Pour 100 000 habitants, la Cepej recense en France 11 juges professionnels, contre 24 en Allemagne ; elle dénombre 34 membres du personnel « non juges » (greffiers, adjoints administratifs, etc.), contre 43 en Belgique et 65 outre-Rhin. La situation est encore plus difficile pour les procureurs français, les moins nombreux d’Europe (3 pour 100 000 habitants, 7 outre-Rhin ou en Belgique) et, de très loin, ceux qui ont le plus de tâches à accomplir.
« Les magistrats, déclare Me Jérôme Gavaudan, président du Conseil national des barreaux (CNB), qui représente les 70 000 avocats français, ne peuvent plus consacrer autant de temps à l’œuvre de justice, ce qu’ils peuvent vivre comme un déclassement de leur fonction. » L’ancien bâtonnier de Marseille remarque par exemple que « les juges du siège se concentrent désormais sur la décision » et que « l’audience disparaît ». Au fil des ans, la pratique des audiences à juge unique s’est généralisée. « Ils renoncent à la collégialité et il n’y a donc plus de délibéré. » Dans le même esprit, et pour gagner du temps, les audiences sans plaidoiries (avec accord des parties) se sont multipliées.
Le manque de temps développe un syndrome : l’« angoisse des piles ». « Il faut toujours avoir dans la tête la gestion des flux, témoigne une juge pour enfants qui officie depuis une quinzaine d’années, aujourd’hui dans le Sud.
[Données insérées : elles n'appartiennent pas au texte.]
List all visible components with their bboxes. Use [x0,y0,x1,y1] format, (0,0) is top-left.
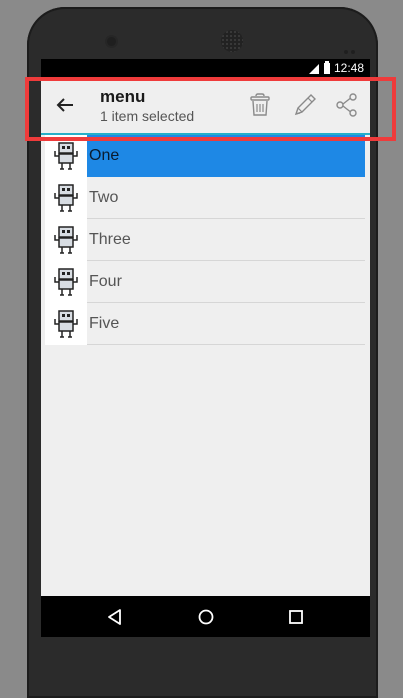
list-item[interactable]: Two [45,177,365,219]
list-item[interactable]: Four [45,261,365,303]
list-item-label: Five [87,303,365,345]
action-bar-title: menu [100,87,146,106]
screen: 12:48 menu 1 item selected One Two Three… [41,59,370,636]
front-camera [107,37,116,46]
nav-back-button[interactable] [103,606,125,628]
robot-icon [45,219,87,261]
robot-icon [45,261,87,303]
list-item-label: Four [87,261,365,303]
back-button[interactable] [49,89,81,121]
robot-icon [45,177,87,219]
nav-recent-button[interactable] [285,606,307,628]
nav-back-icon [108,609,121,625]
delete-button[interactable] [244,89,276,121]
list-item[interactable]: Five [45,303,365,345]
list-item-label: One [87,135,365,177]
back-arrow-icon [56,98,73,112]
share-icon [336,93,357,117]
selection-count: 1 item selected [100,108,195,124]
pencil-icon [294,94,316,116]
robot-icon [45,135,87,177]
navigation-bar [41,596,370,637]
signal-icon [309,64,319,74]
trash-icon [250,93,270,116]
nav-home-button[interactable] [195,606,217,628]
status-clock: 12:48 [333,61,364,75]
nav-recent-icon [289,610,303,624]
item-list: One Two Three Four Five [45,135,365,345]
earpiece-speaker [221,30,243,52]
robot-icon [45,303,87,345]
battery-icon [324,61,330,74]
list-item[interactable]: Three [45,219,365,261]
list-item-label: Two [87,177,365,219]
list-item[interactable]: One [45,135,365,177]
contextual-action-bar: menu 1 item selected [41,77,370,135]
status-icons [309,61,330,74]
edit-button[interactable] [289,89,321,121]
status-bar: 12:48 [41,59,370,77]
list-item-label: Three [87,219,365,261]
sensors [344,39,360,54]
share-button[interactable] [331,89,363,121]
nav-home-icon [198,609,214,625]
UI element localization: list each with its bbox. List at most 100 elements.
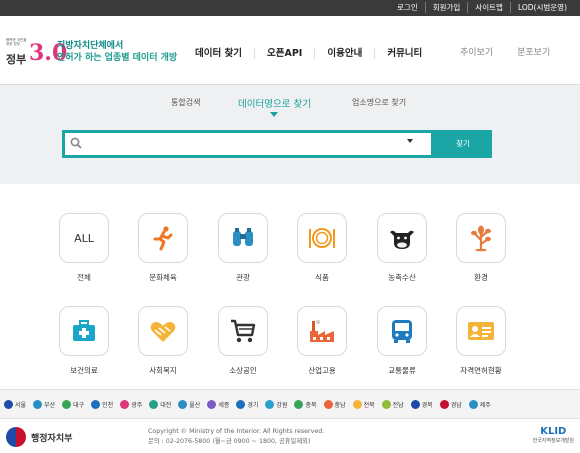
chevron-down-icon[interactable] [407,139,413,143]
incheon-emblem-icon [91,399,101,409]
nav-item-guide[interactable]: 이용안내 [314,48,374,59]
logo-gov-text: 정부 [6,53,27,66]
category-label: 전체 [77,273,91,282]
ministry-logo[interactable]: 행정자치부 [6,427,72,447]
category-industry-employment[interactable]: 산업고용 [295,306,349,376]
site-footer: 행정자치부 Copyright © Ministry of the Interi… [0,420,580,453]
category-label: 자격면허현황 [460,366,502,375]
taegeuk-emblem-icon [6,427,26,447]
gov3-logo[interactable]: 행복한 국민을 위한 정부 정부 3.0 [6,38,67,68]
nav-item-data-find[interactable]: 데이터 찾기 [183,48,254,59]
site-header: 행복한 국민을 위한 정부 정부 3.0 지방자치단체에서 인허가 하는 업종별… [0,16,580,84]
klid-subtitle: 한국지역정보개발원 [532,438,574,444]
sejong-emblem-icon [207,399,217,409]
factory-icon [310,320,334,342]
category-label: 산업고용 [308,366,336,375]
binoculars-icon [233,228,253,246]
lod-link[interactable]: LOD(시범운영) [509,2,574,13]
category-label: 환경 [474,273,488,282]
region-seoul[interactable]: 서울 [4,399,26,409]
region-daegu[interactable]: 대구 [62,399,84,409]
signup-link[interactable]: 회원가입 [424,2,468,13]
category-label: 교통물류 [388,366,416,375]
active-tab-indicator [270,112,279,117]
region-gyeonggi[interactable]: 경기 [236,399,258,409]
tree-icon [471,225,491,252]
seoul-emblem-icon [4,399,13,409]
klid-logo[interactable]: KLID 한국지역정보개발원 [533,426,574,444]
tab-integrated-search[interactable]: 통합검색 [171,97,200,108]
contact-text: 문의 : 02-2076-5800 (월~금 0900 ~ 1800, 공휴일제… [148,438,311,445]
logo-small-text: 행복한 국민을 위한 정부 [6,38,27,46]
search-section: 통합검색 데이터명으로 찾기 업소명으로 찾기 찾기 [0,84,580,184]
utility-links: 로그인 회원가입 사이트맵 LOD(시범운영) [390,2,574,13]
region-daejeon[interactable]: 대전 [149,399,171,409]
chungbuk-emblem-icon [294,399,304,409]
category-label: 식품 [315,273,329,282]
category-license-status[interactable]: 자격면허현황 [454,306,508,376]
ulsan-emblem-icon [178,399,188,409]
category-environment[interactable]: 환경 [454,213,508,283]
tab-business-name-search[interactable]: 업소명으로 찾기 [352,97,406,108]
region-jeju[interactable]: 제주 [468,399,491,409]
search-input[interactable] [89,135,389,153]
category-label: 사회복지 [149,366,177,375]
search-button[interactable]: 찾기 [434,130,492,158]
category-transport-logistics[interactable]: 교통물류 [375,306,429,376]
copyright-info: Copyright © Ministry of the Interior. Al… [148,427,324,447]
copyright-text: Copyright © Ministry of the Interior. Al… [148,428,325,435]
gyeongnam-emblem-icon [439,399,449,409]
category-small-business[interactable]: 소상공인 [216,306,270,376]
region-sejong[interactable]: 세종 [207,399,229,409]
category-all[interactable]: ALL 전체 [57,213,111,283]
nav-item-community[interactable]: 커뮤니티 [374,48,434,59]
tab-data-name-search[interactable]: 데이터명으로 찾기 [238,96,311,117]
region-busan[interactable]: 부산 [33,399,55,409]
all-text: ALL [74,231,94,245]
category-food[interactable]: 식품 [295,213,349,283]
search-box [62,130,434,158]
daegu-emblem-icon [62,399,72,409]
region-jeonnam[interactable]: 전남 [381,399,404,409]
region-chungnam[interactable]: 충남 [323,399,346,409]
jeju-emblem-icon [468,399,478,409]
region-links: 서울 부산 대구 인천 광주 대전 울산 세종 경기 강원 충북 충남 전북 전… [0,389,580,419]
jeonnam-emblem-icon [381,399,391,409]
region-gyeongnam[interactable]: 경남 [439,399,462,409]
region-jeonbuk[interactable]: 전북 [352,399,375,409]
category-culture-sports[interactable]: 문화체육 [136,213,190,283]
nav-item-trend[interactable]: 추이보기 [448,48,505,59]
category-grid: ALL 전체 문화체육 관광 식품 농축수산 환경 보건의료 사회복지 소상공인… [0,184,580,388]
plate-fork-knife-icon [309,228,335,248]
site-tagline: 지방자치단체에서 인허가 하는 업종별 데이터 개방 [57,40,177,64]
search-icon [70,137,82,149]
category-health-medical[interactable]: 보건의료 [57,306,111,376]
secondary-nav: 추이보기 분포보기 [448,48,562,59]
running-person-icon [153,226,173,251]
sitemap-link[interactable]: 사이트맵 [467,2,510,13]
tagline-line-2: 인허가 하는 업종별 데이터 개방 [57,53,178,63]
category-label: 소상공인 [229,366,257,375]
region-chungbuk[interactable]: 충북 [294,399,317,409]
category-label: 보건의료 [70,366,98,375]
region-ulsan[interactable]: 울산 [178,399,200,409]
login-link[interactable]: 로그인 [390,2,425,13]
region-gwangju[interactable]: 광주 [120,399,142,409]
region-incheon[interactable]: 인천 [91,399,113,409]
category-social-welfare[interactable]: 사회복지 [136,306,190,376]
category-label: 관광 [236,273,250,282]
category-agri-livestock-fish[interactable]: 농축수산 [375,213,429,283]
gwangju-emblem-icon [120,399,130,409]
gyeonggi-emblem-icon [236,399,246,409]
region-gangwon[interactable]: 강원 [265,399,287,409]
bus-icon [392,320,412,343]
id-card-icon [468,322,494,340]
category-tourism[interactable]: 관광 [216,213,270,283]
region-gyeongbuk[interactable]: 경북 [410,399,433,409]
category-label: 농축수산 [388,273,416,282]
nav-item-openapi[interactable]: 오픈API [254,48,314,59]
klid-text: KLID [540,426,567,437]
nav-item-distribution[interactable]: 분포보기 [505,48,562,59]
ministry-name: 행정자치부 [31,433,73,444]
category-label: 문화체육 [149,273,177,282]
Si vous ne suivez pas le flux, vous êtes mort. » Tous les jours en audience, cinq dossiers par matinée (« où tout est grave et tout est urgence ») : le flux, dit-elle, est « permanent ». « Nous sommes obsédés par le temps, renchérit une collègue, chargée de contentieux civils. En audience, j’ai un œil sur ma montre. Et si on prend du retard… c’est l’engrenage. Comme le surendettement. »
Au pénal, où l’on traque crimes et délits, on est passé depuis quelques années au « traitement (des procédures) en temps réel » (TTT). De quoi s’agit-il ? D’une permanence téléphonique au cours de laquelle les magistrats pilotent en direct les affaires soumises par les enquêteurs de police ou de gendarmerie.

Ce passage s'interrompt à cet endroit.